Tags: Fishing Report. Tide Times. Bribie Island. Moreton Bay. Bongaree. Bellara. White Patch. Woorim. Banksia Beach. Sandstone Point.
Wow, what another great winter we have just had with beautiful crisp mornings and warm, calm sunny days. With springtime already on the doorstep and the warmer waters and weather heading our way means jacks, muddies, whiting, pelagics, and many other warm-water species will be heading our way. Time to pull out the trolling gear, pots, and snorkeling/dive gear. With so many great spots to dive it’s no wonder why most of my fishing trips end up with a couple of hours freediving around the many different locations in the bay and offshore Moreton.
Henderson’s rock, flinders reef, the boulders, shallow smiths, Caloundra shallows, Bulwer ledge and the top of hutchies all great places to go for a free dive, visibility can be up to 30m out there. There’s also some nice patches of coffee rock reef just back from the cape towards Comboyuro Point approximately 400m back. This is also a nice little spot for a look. Probably the best spot of all would have to be flinders reef it’s such a beautiful reef system with good protection from south to south easters.
Click here to see Bribie Island Tide Times
Anchoring here on the moorings or getting that little bit closer to the reef is an amazing experience and location. We generally go in there for the day or night and anchor up, cook up, and have a few coldies. With great visibility and hundreds of fish, sharks and turtles all calling the Flinders reef home. A few of the locations are green zones so be careful and ensure all rods are de-rigged and stowed away or on the floor. There are hundreds of pristine locations to pull up to and enjoy, as the areas natural beauty and the diversity of plant and animal species are amazing.
Gilligan’s island, Cowan Cowan, Yellow Patch, Shark Spit, big sandhills, and Kooringal are all unbelievably beautiful locations all within an hour of beautiful Bribie Island. Out offshore at present has seen some nice reefies getting caught with all the local reef systems, wrecks, ledges and bommies holding some great mixed species. Now’s a great time to get out and target an excess size kingie or amberjack with some huge fish getting caught off wide Caloundra, hutchies, tempest and the shoals off the cape. Don’t be afraid of using big live baits for these brutes.
We usually float back live squire, moses perch or pearlies. It’s amazing to watch a frantic 35cm-37cm squire getting eaten by a school of voracious kings. 80lb braid, twin 8-10/0 mustard big guns or mustard live bait hooks,100lb mono wind on and then hang on. Amberjack and Samson fish have been known to grow to 60-70kg and quite possibly fish of this size are out off Moreton at present. Generally, these fish prefer hanging around the 60-120m marks and usually always hang around the wireweed pearlie schools, pearl perch definitely one of their favourites.
In the passage, the bream have been spawning for the last few weeks and have been biting pretty much everywhere from the tip of Caloundra right through to Buckley’s ledge, tiger rocks area. The whiting won’t be too far away either with a few early season whiting already getting caught. Live worms are the pick of baits.

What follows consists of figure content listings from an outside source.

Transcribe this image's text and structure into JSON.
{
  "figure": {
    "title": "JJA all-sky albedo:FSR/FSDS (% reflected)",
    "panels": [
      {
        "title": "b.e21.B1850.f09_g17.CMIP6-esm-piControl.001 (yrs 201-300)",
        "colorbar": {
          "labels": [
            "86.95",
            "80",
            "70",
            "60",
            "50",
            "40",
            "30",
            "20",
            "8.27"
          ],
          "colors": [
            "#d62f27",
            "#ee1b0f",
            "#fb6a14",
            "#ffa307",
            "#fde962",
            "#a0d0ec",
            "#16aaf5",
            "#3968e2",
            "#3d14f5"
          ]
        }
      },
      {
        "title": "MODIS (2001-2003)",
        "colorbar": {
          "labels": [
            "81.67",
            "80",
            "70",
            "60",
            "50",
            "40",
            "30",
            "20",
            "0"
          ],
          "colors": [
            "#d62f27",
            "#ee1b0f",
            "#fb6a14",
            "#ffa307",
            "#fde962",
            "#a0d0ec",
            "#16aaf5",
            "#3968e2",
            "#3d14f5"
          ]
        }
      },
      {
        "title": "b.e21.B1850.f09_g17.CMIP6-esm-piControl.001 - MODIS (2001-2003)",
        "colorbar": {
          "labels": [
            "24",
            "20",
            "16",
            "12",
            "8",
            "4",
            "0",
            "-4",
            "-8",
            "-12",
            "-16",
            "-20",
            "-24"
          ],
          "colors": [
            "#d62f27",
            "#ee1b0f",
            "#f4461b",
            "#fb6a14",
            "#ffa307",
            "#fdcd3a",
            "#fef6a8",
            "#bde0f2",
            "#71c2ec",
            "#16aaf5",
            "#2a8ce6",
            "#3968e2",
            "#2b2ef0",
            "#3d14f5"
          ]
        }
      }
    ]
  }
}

September usually sees the start of the big duskies coming into the estuaries to spawn also. Now’s a great time to target some nice duskies in the passage.
Drifting around the passage working plastics off the many drop-offs is a great way to target these tasty estuary fish. Dusky flathead has a Minimum size limit of 40cm and a maximum size of 75cm and a bag limit of 5 per person. The sand crabs are going pretty well with the weed now almost gone, although with a dry hot summer predicted the weed will only return again soon.
On the mud crab scene, only the odd one or two about, the crabs being caught are crackers though. So, as we get that little bit closer to the great part of the year enjoy the great outdoors over the next few weeks and “don’t destroy what you come to enjoy”. Tight lines and have a safe and awesome trip out on the water.